さてさて、アドラードラマ、確かに課題の分離なんだけど、ラン子さんをなんて呼んだらいいですかという質問に対して、貴方の課題だから貴方が決めて下さいと突っぱねることは課題の分離なんだろうかと疑問がわきますね。二人は仕事のタスクを共有するわけですから、仕事仲間の関係としての人間関係を築くことも大切ではないかと思いました。

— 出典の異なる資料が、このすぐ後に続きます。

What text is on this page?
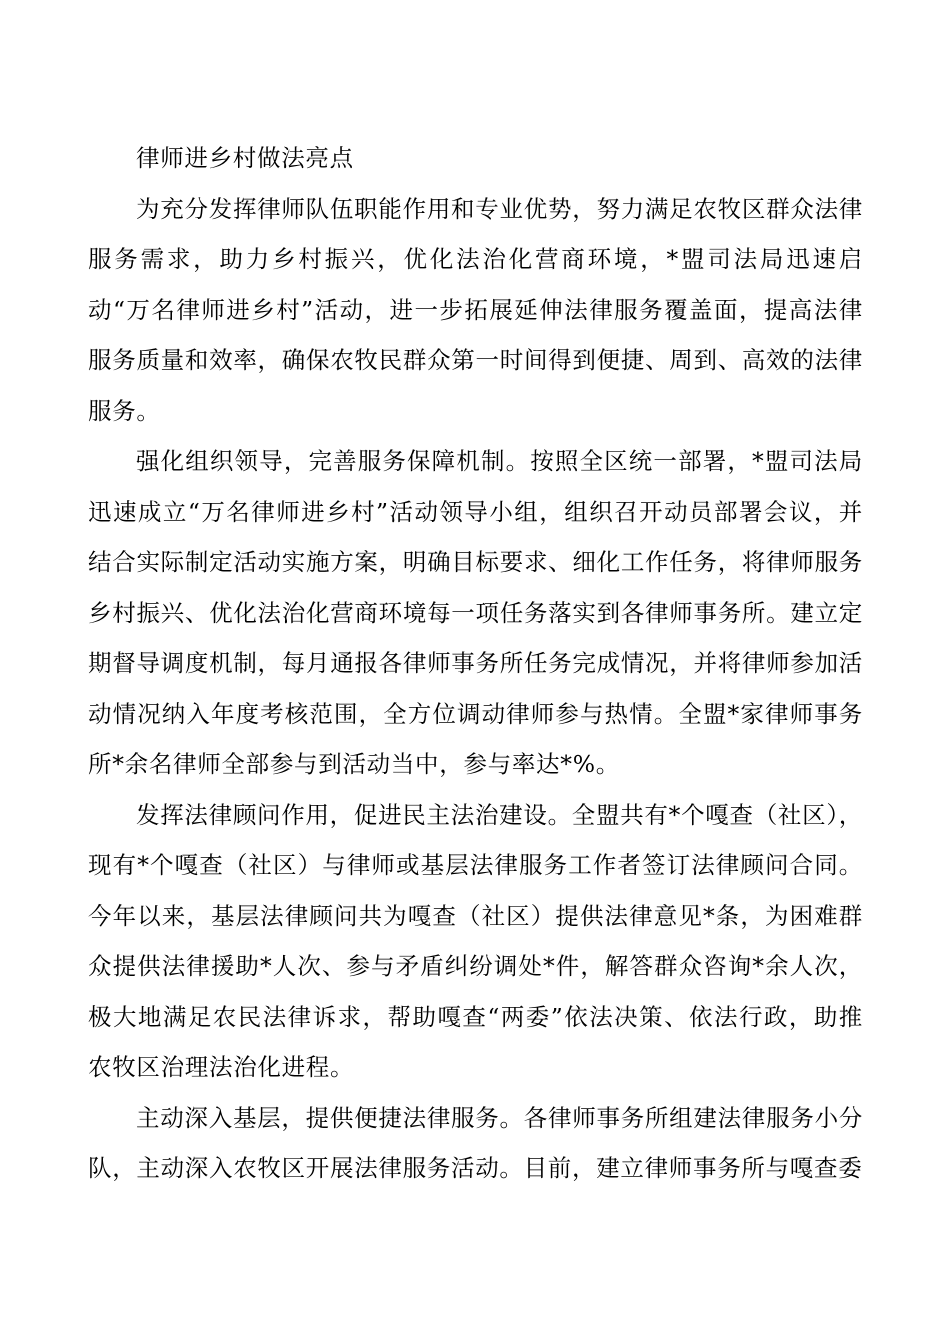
律师进乡村做法亮点

为充分发挥律师队伍职能作用和专业优势，努力满足农牧区群众法律服务需求，助力乡村振兴，优化法治化营商环境，*盟司法局迅速启动“万名律师进乡村”活动，进一步拓展延伸法律服务覆盖面，提高法律服务质量和效率，确保农牧民群众第一时间得到便捷、周到、高效的法律服务。

强化组织领导，完善服务保障机制。按照全区统一部署，*盟司法局迅速成立“万名律师进乡村”活动领导小组，组织召开动员部署会议，并结合实际制定活动实施方案，明确目标要求、细化工作任务，将律师服务乡村振兴、优化法治化营商环境每一项任务落实到各律师事务所。建立定期督导调度机制，每月通报各律师事务所任务完成情况，并将律师参加活动情况纳入年度考核范围，全方位调动律师参与热情。全盟*家律师事务所*余名律师全部参与到活动当中，参与率达*%。

发挥法律顾问作用，促进民主法治建设。全盟共有*个嘎查（社区），现有*个嘎查（社区）与律师或基层法律服务工作者签订法律顾问合同。今年以来，基层法律顾问共为嘎查（社区）提供法律意见*条，为困难群众提供法律援助*人次、参与矛盾纠纷调处*件，解答群众咨询*余人次，极大地满足农民法律诉求，帮助嘎查“两委”依法决策、依法行政，助推农牧区治理法治化进程。

主动深入基层，提供便捷法律服务。各律师事务所组建法律服务小分队，主动深入农牧区开展法律服务活动。目前，建立律师事务所与嘎查委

だって、もし先輩刑事であるラン子さんを、青山君が、「不思議ちゃん」などと名前をつけてよんだら、そのあともっと大変なことがおこりそうですよね。仕事のタスクを共有する仲間とひとつの場を共有するのですから、先輩のラン子さんは、彼が社会と協調して働きやすくなるにはどうしたらいいのかという観点から、青山君の質問を共通の課題として引き受けてもよいのかと感じました。キチンとした(!)アドレリアンならばどう考えるところでしょうか。

「なんて呼べば良いですか?」
「安藤とよんでくれると嬉しいです」

これでいいんじゃないかなあなどとドラマを見ていて思いました。
ながらく、私の中でブラッシュアップを忘れていたアドラー。
考えるきっかけをこのドラマを通じてもらいました。